Failing at business? Either you’re not cut out for it, or your turn is up.

by Jason Forrest
Forrest Performance Group

With a dozen and a half failed business ventures in a row, you have a choice in how you look at things:

1) You can decide you’re just not cut out for entrepreneurship.

2) You can assume you’re due for a win.

It’s a good thing Walter Monk chose the latter, because the 19th pursuit after that long string of failures made it big. If you can dream it, Walter Monk has probably pursued it. He’s done everything from lobster catching (though he didn’t catch any) to matchmaking. Monk has established himself as an authority through at least a dozen highly successful pursuits, including Pollmakers, which conducts online polls and is doing particularly well during this election season. With his next endeavor, called You May Play, he seeks to do nothing less than revolutionize the way we experience the internet.

The only thing Walter Monk has managed to do more than to fail is to succeed. Here are my top five takeaways from my very inspiring interview with Monk:

1) Fail fast. Being willing to fail drives people to give their very best in every endeavor, without a nagging voice holding them back. Fear drives people, too, just in the other direction. It motivates people to pull back and disengage. It’s not wrong to desire success and greatness, but it’s unwise to embrace only success. Success tastes so sweet because of the failures before. Walter Monk has had more businesses fail than succeed, but the ones that have done well have done very well. If you want to succeed, be okay with failing and failing fast.

2) Sometimes people who tell you it won’t work are wrong. In 1977, Ken Olsen, founder of Digital Equipment Corporation (later acquired by Compaq) famously said, “There is no reason anyone would want a computer in their home.” People always say new ideas won’t work.

Monk advises entrepreneurs to just go at it and test and see if people want what you’re putting out there because, sometimes, the things that seem the most out there are the ones that do the best. Monk has had 12-15 businesses that have reached at least a million dollars in sales. If you have the right amount of “I can do this,” sometimes you can.

3) But sometimes, they’re right. Monk spent over a million dollars of his own money on a company with upscale survival gear marketed to women. People told him it wouldn’t work, but Monk felt there was a market for his idea. “It got tons of press,” Monk says, “but almost no sales.” It was a failure of epic proportions, and he is still paying for it. This time (and a lot of others) the naysayers were right. When this is the case, refer again to point one.

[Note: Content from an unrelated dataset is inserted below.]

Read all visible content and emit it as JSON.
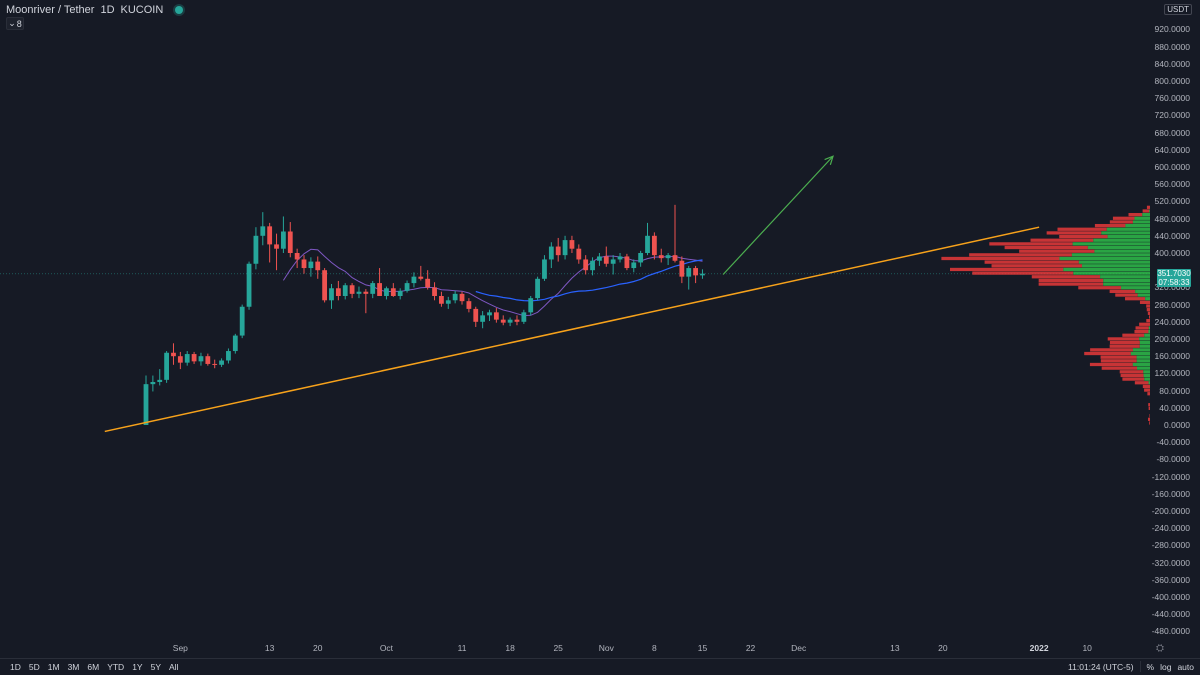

Whether it’s a business venture or a relationship, sometimes you have to walk away even when you’ve invested deeply.

4) Pursue who you want to be, not what you want to be. Every person can contribute something. After 63 years and a mountain of business success, Monk is driven by a desire common to most people. “I want to help a lot more people,” he says. If you pursue who you want to be, the what falls into place. If you don’t, you don’t find joy in either. Monk says nothing compares to seeing people get to the point where they know “I can do this” and knowing he’s played a part in it.

5) Build the right team. Having the right team who do their roles very well makes entrepreneurship less scary. “The team makes the trains run on time so I can do what I do,” Monk says.

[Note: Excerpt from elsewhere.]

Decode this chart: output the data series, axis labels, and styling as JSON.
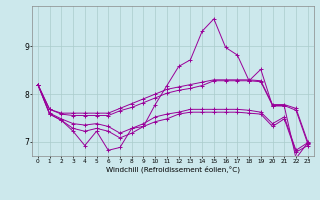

Sometimes, the safest place to be is the one that feels the scariest. Lions—with their intimidating teeth and deafening roars—are designed to provoke fear. But the real danger lies with the smaller, quieter lionesses. In the animal kingdom, the lion’s job is to roar and send prey scattering away from the startling noise—right into the path of the waiting lionesses, the true hunters. If gazelles knew to run toward the frightening sound, they would have a better chance of survival. The roar doesn’t represent the real danger.

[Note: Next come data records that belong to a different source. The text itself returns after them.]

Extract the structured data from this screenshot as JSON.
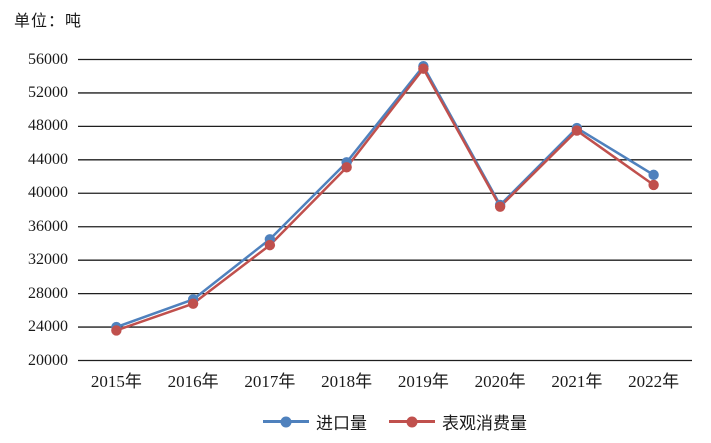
{
  "unit_label": "单位：吨",
  "colors": {
    "grid": "#1f1f1f",
    "text": "#1a1a1a",
    "background": "#ffffff"
  },
  "legend": {
    "items": [
      "进口量",
      "表观消费量"
    ]
  },
  "chart_data": {
    "type": "line",
    "title": "",
    "unit": "单位：吨",
    "categories": [
      "2015年",
      "2016年",
      "2017年",
      "2018年",
      "2019年",
      "2020年",
      "2021年",
      "2022年"
    ],
    "series": [
      {
        "name": "进口量",
        "color": "#4F81BD",
        "marker": "circle",
        "values": [
          24000,
          27300,
          34500,
          43700,
          55200,
          38600,
          47800,
          42200
        ]
      },
      {
        "name": "表观消费量",
        "color": "#C0504D",
        "marker": "circle",
        "values": [
          23600,
          26800,
          33800,
          43100,
          54900,
          38400,
          47500,
          41000
        ]
      }
    ],
    "ylim": [
      20000,
      56000
    ],
    "ytick_step": 4000,
    "yticks": [
      56000,
      52000,
      48000,
      44000,
      40000,
      36000,
      32000,
      28000,
      24000,
      20000
    ],
    "grid": "horizontal-only",
    "legend_position": "bottom-center"
  }
}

Likewise, humans sometimes have an instinctive desire to shy away from pursuits that look and sound scary. But often, running toward those challenges and conflicts is the best (or only) way to grow and meet our goals. In business, those who run from the deafening noise never reach their full potential, while those who turn and face the fear thrive.

Monk’s whole life has been about running toward the roar. With each failure, he picks himself up and gets back in the saddle. In business and in life, it’s good to be persistent, courageous, and maybe even a little reckless.